There were two Gandhis as far as the caste system is concerned, and the evolution of the former into an anti-caste crusader Mahatma has been depicted in films as well, according to Narendra Kaushik, whose latest book Mahatma Gandhi in Cinema analyses 100 years of Bollywood’s history and the Father of the Nation’s presence on the silver screen.
Beginning with Gandhi’s absolute dislike for cinema, the book discusses several aspects of his portrayal on celluloid that made him one of the most important subjects for Indian audiences. Gandhi’s ‘dissociation’ with movies can be understood from the fact that the only Hindi film he had watched in his lifetime was Ram Rajya in 1944.
On Gandhi’s change of views regarding caste issues, Kaushik, a former journalist and associate professor, Journalism and Mass Communication at JECRC University in Jaipur, tells The Federal, “Before 1920, Gandhi was opposed to inter-marriages. After his confrontation with BR Ambedkar in Yerwada jail, he was a changed man.”
Besides movies like Gandhi, Making of the Mahatma, and Gandhi, My Father, where the Father of the Nation’s character is the pivot, the book also analyses films like Lage Raho Munna Bhai, Veer Savarkar, Netaji Subhas Chandra Bose: The Forgotten Hero, and The Legend of Bhagat Singh, where his characters appear in cameos.
The book further scrutinises the depiction of Gandhi’s principles of truth, non-violence and the use of indigenous goods as in movies like Satyagraha, Maine Gandhi Ko Nahin Mara, Swades, Train to Pakistan, and Hey Ram. “It is interesting to see whether the films on non-violence reflect Gandhi’s evolution on non-violence,” the book reads.
Here are excerpts from The Federal’s interview with the author:
Gandhi is a vast subject. What inspired you to choose the topic of Gandhi in cinema?
I did not choose the subject. Rather, the subject chose me. I came across the subject sometime in 2010 when I was looking to pursue a PhD in mass communication. The subject had two of my all-time favourites. It had cinema that mesmerised me even when I was a six-year-old boy. It had Mahatma Gandhi who had cast a spell on me after I read The Story of My Experiments with Truth sometime in the late 1990s.
To what extent has Indian cinema been successful in portraying the real Gandhi?
Indian cinema was fairly successful in portraying the real Gandhi before the late 1960s. His ideals of truth, non-violence, untouchability, equality of religions, swadesi, village republic, and opposition to machines found an outlet in films like Raja Harishchandra, Phir Subah Hogi, Shriman Satyawadi, Satyakam, Do Aankhen Barah Haath, Sujata, Achhut Kanya, Padosi, Do Bigha Zameen, Naya Daur, Mother India and others.

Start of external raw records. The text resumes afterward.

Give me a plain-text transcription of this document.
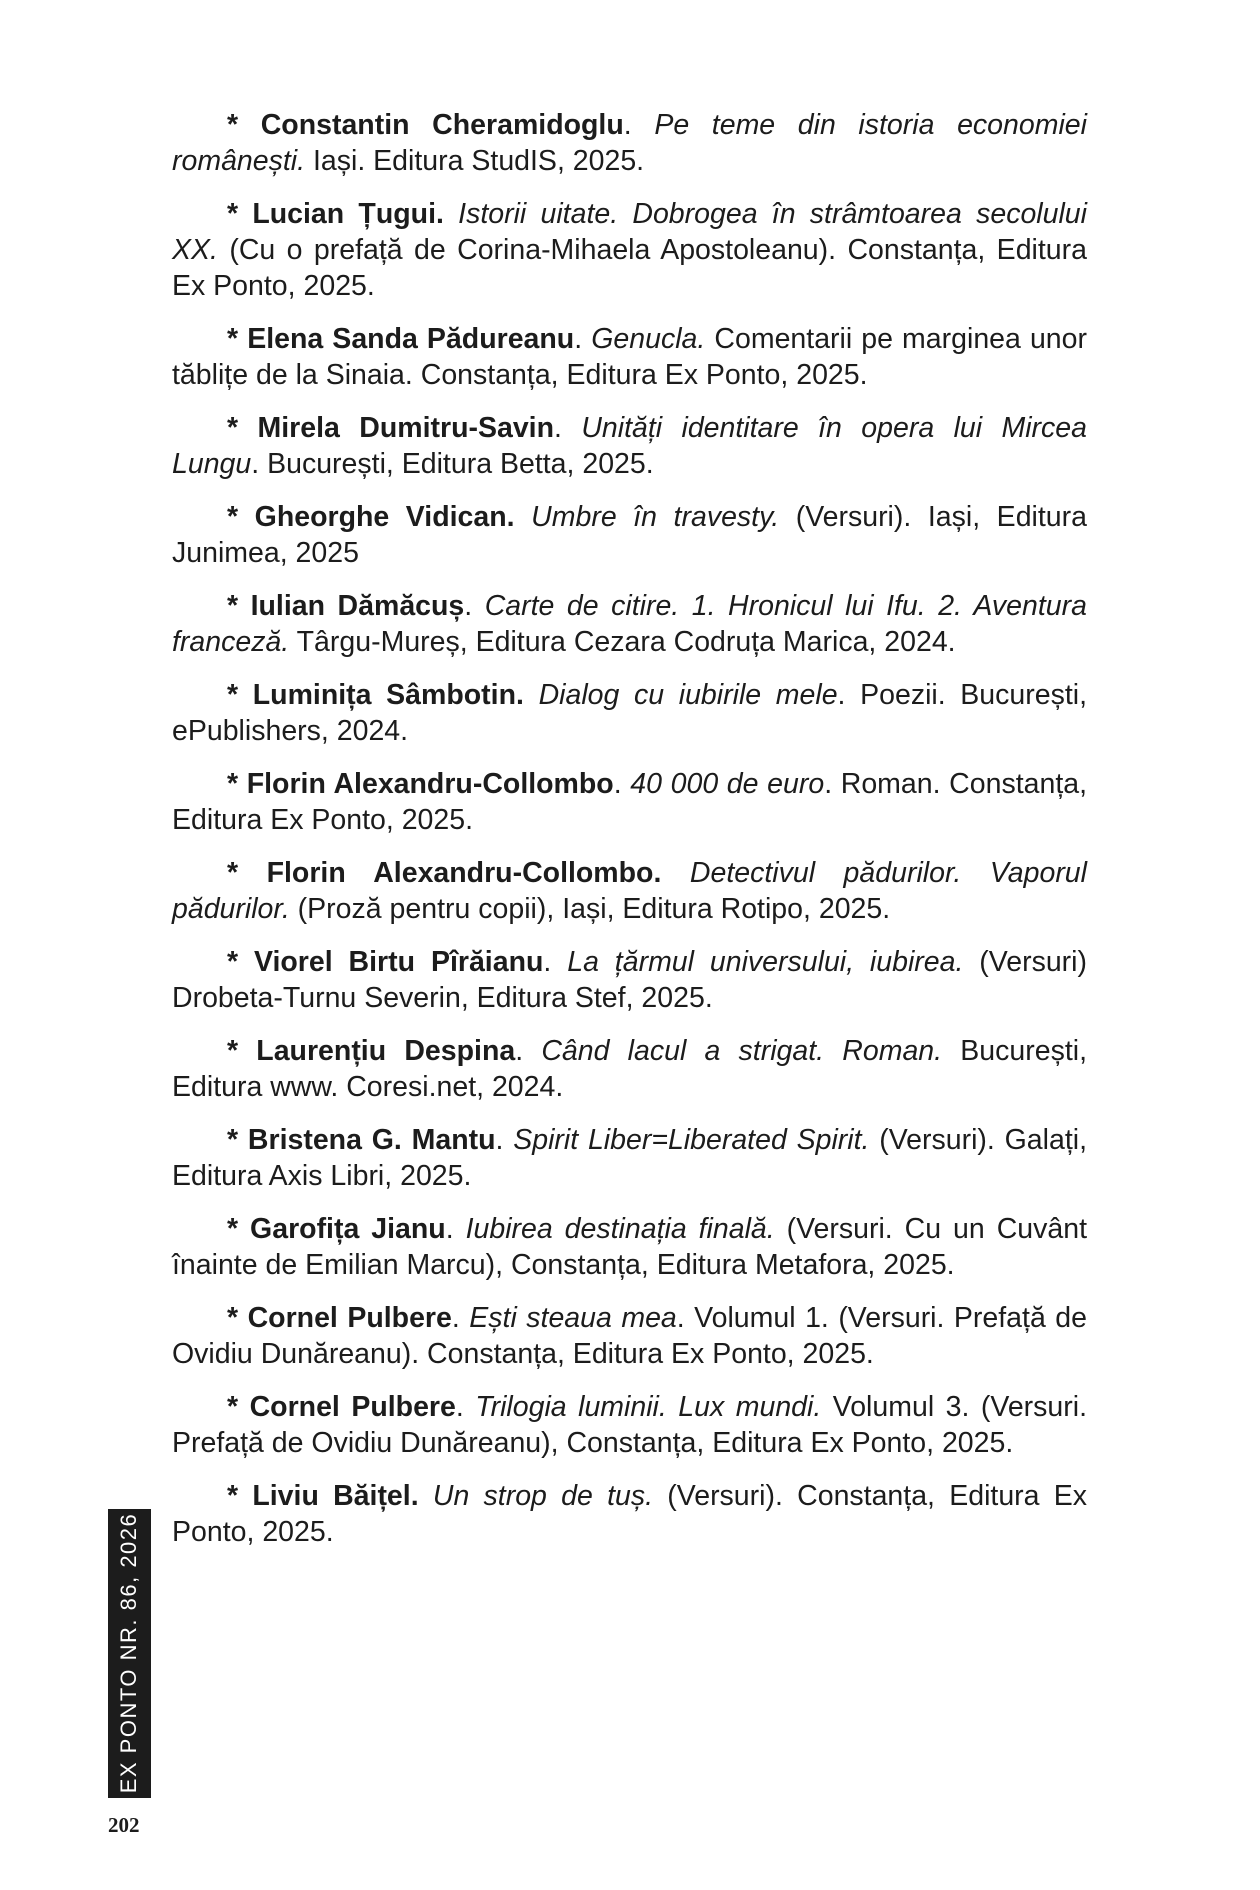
* Constantin Cheramidoglu. Pe teme din istoria economiei românești. Iași. Editura StudIS, 2025.

* Lucian Țugui. Istorii uitate. Dobrogea în strâmtoarea secolului XX. (Cu o prefață de Corina-Mihaela Apostoleanu). Constanța, Editura Ex Ponto, 2025.

* Elena Sanda Pădureanu. Genucla. Comentarii pe marginea unor tăblițe de la Sinaia. Constanța, Editura Ex Ponto, 2025.

* Mirela Dumitru-Savin. Unități identitare în opera lui Mircea Lungu. București, Editura Betta, 2025.

* Gheorghe Vidican. Umbre în travesty. (Versuri). Iași, Editura Junimea, 2025

* Iulian Dămăcuș. Carte de citire. 1. Hronicul lui Ifu. 2. Aventura franceză. Târgu-Mureș, Editura Cezara Codruța Marica, 2024.

* Luminița Sâmbotin. Dialog cu iubirile mele. Poezii. București, ePublishers, 2024.

* Florin Alexandru-Collombo. 40 000 de euro. Roman. Constanța, Editura Ex Ponto, 2025.

* Florin Alexandru-Collombo. Detectivul pădurilor. Vaporul pădurilor. (Proză pentru copii), Iași, Editura Rotipo, 2025.

* Viorel Birtu Pîrăianu. La țărmul universului, iubirea. (Versuri) Drobeta-Turnu Severin, Editura Stef, 2025.

* Laurențiu Despina. Când lacul a strigat. Roman. București, Editura www. Coresi.net, 2024.

* Bristena G. Mantu. Spirit Liber=Liberated Spirit. (Versuri). Galați, Editura Axis Libri, 2025.

* Garofița Jianu. Iubirea destinația finală. (Versuri. Cu un Cuvânt înainte de Emilian Marcu), Constanța, Editura Metafora, 2025.

* Cornel Pulbere. Ești steaua mea. Volumul 1. (Versuri. Prefață de Ovidiu Dunăreanu). Constanța, Editura Ex Ponto, 2025.

* Cornel Pulbere. Trilogia luminii. Lux mundi. Volumul 3. (Versuri. Prefață de Ovidiu Dunăreanu), Constanța, Editura Ex Ponto, 2025.

* Liviu Băițel. Un strop de tuș. (Versuri). Constanța, Editura Ex Ponto, 2025.

EX PONTO NR. 86, 2026
202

But after the advent of first superstar Rajesh Khanna and then his successor angry young Amitabh Bachchan, Gandhi exited the celluloid. During the next three and a half decades, whatever films were made on Mahatma Gandhi, they were by torchbearers of parallel cinema and had realistic cinema written all over them. Films like Manthan, Ankur, Swades, Lagaan, Making of the Mahatma and Gandhi were examples of it. Lage Raho Munna Bhai (2006) resurrected Gandhi, but it proved to be short-lived.
Which movie do you think has conveyed the real essence of Gandhi?
Films like Do Aankhen Barah Haath, Satyakam, Sujata, Acchut Kanya and Lage Raho Munna Bhai have been successful in conveying the essence of Gandhi.
What were Gandhi’s views on theatre being used for creating awareness during the freedom struggle?
My book is only about Hindi cinema. I did not touch upon theatre. But it is also true that during my four-year-long research I did not find anything he had said about theatre. Ironically, this opponent of cinema published seven newspapers in his lifetime.
Has any movie ever tried to be critical of Gandhi’s views, or question his ideals or decisions?
There are so many. Interestingly, all these had Gandhi’s character in a cameo. Films like The Legend of Bhagat Singh and Dr Babasaheb Ambedkar portrayed him as a villain. After watching the former, the then chairman of CBFC, Vijay Anand, was very angry. He did not like Gandhi’s portrayal in the film and ordered a number of cuts. He was surprised that the Father of the Nation did not even hold his head high. Netaji Subhas Chandra Bose and Veer Savarkar too portrayed him as fallible, helpless and weak.
You have written about how Gandhi had changed his views on caste issues. Has cinema been able to portray this evolution? Was Gandhi that staunchly opposed inter-caste marriages ever portrayed?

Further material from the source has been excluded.